ようやく明後日から学校が再開する。
ほぼ一年――
体感的には一年半(冬休みや夏休みも巻き込んで)
コロナ禍の影響で通常の登校は休止、小学校から大学までオンライン授業に切り替わり、子供は常時ステイホーム、一時期、18歳以下の未成年は一人で外出することも禁じられ、国中が異常な状況下に置かれた。
夫婦共働きで、10歳以下の児童のある家庭はどう乗り切ったのか、想像もつかない。
勉学のフォローはもちろん、食事、運動不足、ゲーム・スマホ依存、等々。
コロナ感染より大変なプレッシャーに押し潰され、親は心身の不調、子供はネット漬けという、最悪の状況に陥った家庭も少なくないのではないだろうか。

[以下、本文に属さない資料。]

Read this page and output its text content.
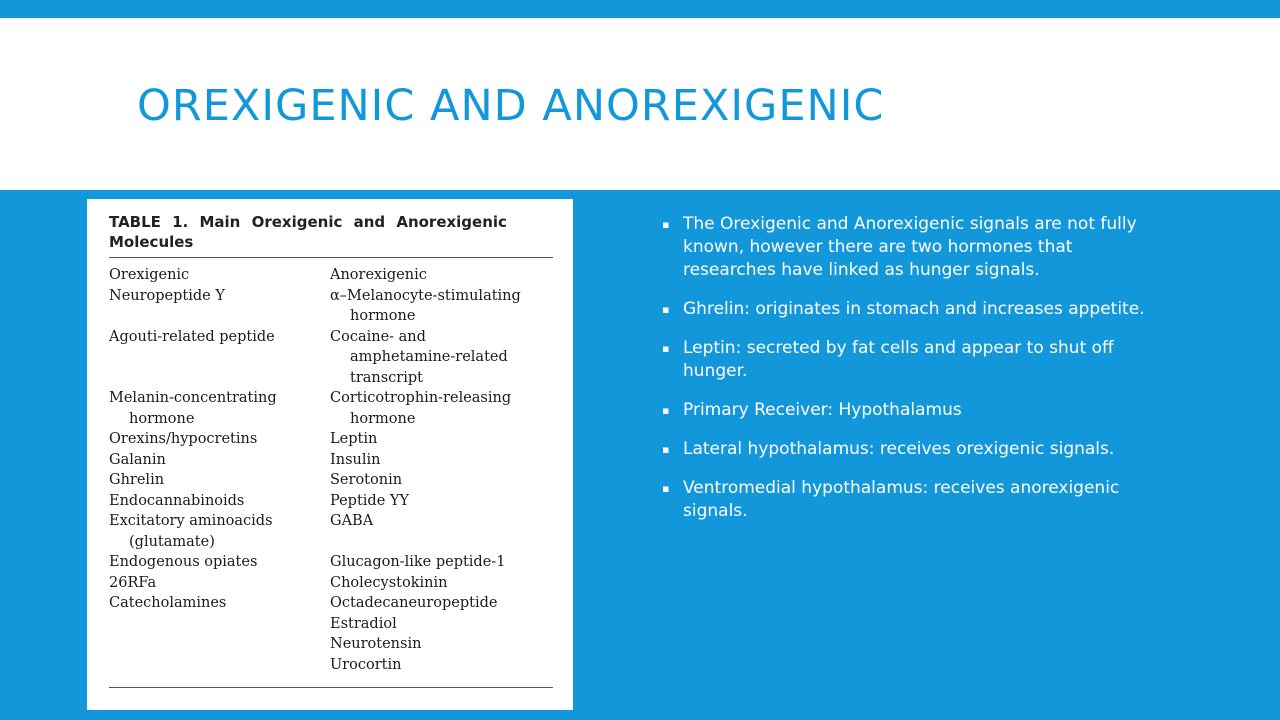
OREXIGENIC AND ANOREXIGENIC
TABLE 1. Main Orexigenic and Anorexigenic Molecules
Orexigenic
Neuropeptide Y
Agouti-related peptide
Melanin-concentrating
hormone
Orexins/hypocretins
Galanin
Ghrelin
Endocannabinoids
Excitatory aminoacids
(glutamate)
Endogenous opiates
26RFa
Catecholamines
Anorexigenic
α–Melanocyte-stimulating
hormone
Cocaine- and
amphetamine-related
transcript
Corticotrophin-releasing
hormone
Leptin
Insulin
Serotonin
Peptide YY
GABA
Glucagon-like peptide-1
Cholecystokinin
Octadecaneuropeptide
Estradiol
Neurotensin
Urocortin
▪ The Orexigenic and Anorexigenic signals are not fully known, however there are two hormones that researches have linked as hunger signals.
▪ Ghrelin: originates in stomach and increases appetite.
▪ Leptin: secreted by fat cells and appear to shut off hunger.
▪ Primary Receiver: Hypothalamus
▪ Lateral hypothalamus: receives orexigenic signals.
▪ Ventromedial hypothalamus: receives anorexigenic signals.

大変というなら、医療従事者はもちろん、物流、接客業、飲食業、舞台関係、全てがどん底にたたき込まれ、大勢が死と破滅を覚悟したと思うが、オンライン授業の子供を抱えて、365日、ほぼ毎日、家ごもりを余儀なくされた世帯の重圧も相当なものだ。
どれほど自制心の強い子供でも、何時間もネットつなぎっぱなしの状況に置かれたら、授業そっちのけで、友人とチャットを楽しんだり、TikTokを眺めたり。

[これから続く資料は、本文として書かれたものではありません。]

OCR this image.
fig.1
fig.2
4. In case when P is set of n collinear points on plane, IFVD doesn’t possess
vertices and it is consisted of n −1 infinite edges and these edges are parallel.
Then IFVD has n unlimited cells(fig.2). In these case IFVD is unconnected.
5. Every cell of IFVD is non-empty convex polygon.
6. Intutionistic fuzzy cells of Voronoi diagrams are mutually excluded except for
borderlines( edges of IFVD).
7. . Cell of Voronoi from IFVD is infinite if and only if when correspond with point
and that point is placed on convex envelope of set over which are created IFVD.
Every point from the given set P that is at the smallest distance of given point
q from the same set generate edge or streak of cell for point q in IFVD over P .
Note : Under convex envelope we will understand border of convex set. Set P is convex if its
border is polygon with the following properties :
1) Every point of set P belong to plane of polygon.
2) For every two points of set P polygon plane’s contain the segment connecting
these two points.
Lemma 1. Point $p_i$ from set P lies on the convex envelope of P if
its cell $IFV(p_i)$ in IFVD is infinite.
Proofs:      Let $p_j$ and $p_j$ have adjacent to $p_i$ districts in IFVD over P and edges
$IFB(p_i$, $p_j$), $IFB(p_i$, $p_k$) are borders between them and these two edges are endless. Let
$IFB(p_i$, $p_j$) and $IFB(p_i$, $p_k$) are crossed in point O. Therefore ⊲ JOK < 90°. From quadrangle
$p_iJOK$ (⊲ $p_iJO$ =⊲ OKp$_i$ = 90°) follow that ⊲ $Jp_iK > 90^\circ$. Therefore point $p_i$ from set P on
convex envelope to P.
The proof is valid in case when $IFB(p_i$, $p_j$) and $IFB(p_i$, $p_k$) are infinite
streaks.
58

だんだんネットに絡め取られていくし、友人の誘い(着信)を無視することもできなくなる。
常時つなぎっぱなしの状態で、いつしかオンラインゲームがメインになり、勉強は片手間にやるという、逆転に陥った子供も少なくないだろう。
それに歯止めをかけて、授業に集中させようとしても、中高生にもなれば反発するし、通学できない子供たちにとってはオンラインだけが唯一の交流手段だ。
それを強硬に遮断することは、精神的苛めにも等しい。
だからといって、制御の手を緩めれば、深夜二時頃までスマホをいじっているのが子供というもの。

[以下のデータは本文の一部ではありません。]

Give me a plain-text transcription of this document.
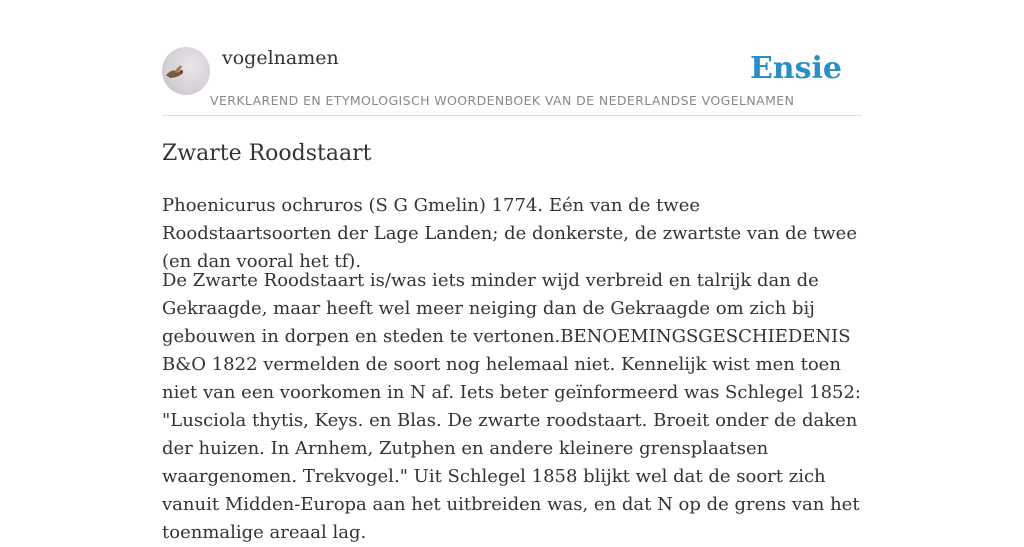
vogelnamen	Ensie
VERKLAREND EN ETYMOLOGISCH WOORDENBOEK VAN DE NEDERLANDSE VOGELNAMEN
Zwarte Roodstaart

Phoenicurus ochruros (S G Gmelin) 1774. Eén van de twee Roodstaartsoorten der Lage Landen; de donkerste, de zwartste van de twee (en dan vooral het tf).

De Zwarte Roodstaart is/was iets minder wijd verbreid en talrijk dan de Gekraagde, maar heeft wel meer neiging dan de Gekraagde om zich bij gebouwen in dorpen en steden te vertonen.BENOEMINGSGESCHIEDENIS B&O 1822 vermelden de soort nog helemaal niet. Kennelijk wist men toen niet van een voorkomen in N af. Iets beter geïnformeerd was Schlegel 1852: "Lusciola thytis, Keys. en Blas. De zwarte roodstaart. Broeit onder de daken der huizen. In Arnhem, Zutphen en andere kleinere grensplaatsen waargenomen. Trekvogel." Uit Schlegel 1858 blijkt wel dat de soort zich vanuit Midden-Europa aan het uitbreiden was, en dat N op de grens van het toenmalige areaal lag.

喩えるなら、中毒性の強い薬に命を委ねるようなものである。
決して大袈裟ではなく、それが「休校+連日オンライン授業+18歳以下の外出禁止」という状況下におかれた親子の現状なのだ。
親は、外ではコロナと闘い、家では子供のネット依存と闘う。
まさに二重の闘いを強いられ、どこにも救いはない。
「世界中の誰もが苦しんでいる」「医療従事者はもっと大変」「廃業に追い込まれ、仕事をなくした人もいる」……と言われたら、それ以上、何も言えず、「明日食べるものがある」とういだけでも御の字とせねばなるまい。
正直、歯痛に苦しむ者に、難病患者の痛み苦しみを引き合いにされても、何の救いにもならないのだが。
ともあれ、コロナ禍は、社会的にも、精神的にも、様々なものを蝕み、大勢の暮らしと生命を巻き込んで、あらぬ方向に収束しようとしている。
「あらぬ方向」というのは、世界中が勝利に湧くのではなく、「誰が悪い」の禍根を残して、「あれもこれも、無かったことにされる」という歯切れの悪いエンディングで終結することだ。
責任もとらず、救済もせず、ただただ「運が悪かった」で片付けられる、一つ星のホラー映画みたいに。
いつか、この出来事を振り返った時、いつも思うだろう。
自分たちはただ運がよかっただけ。
努力で変えられるのは、人生のほんの一部だけだと。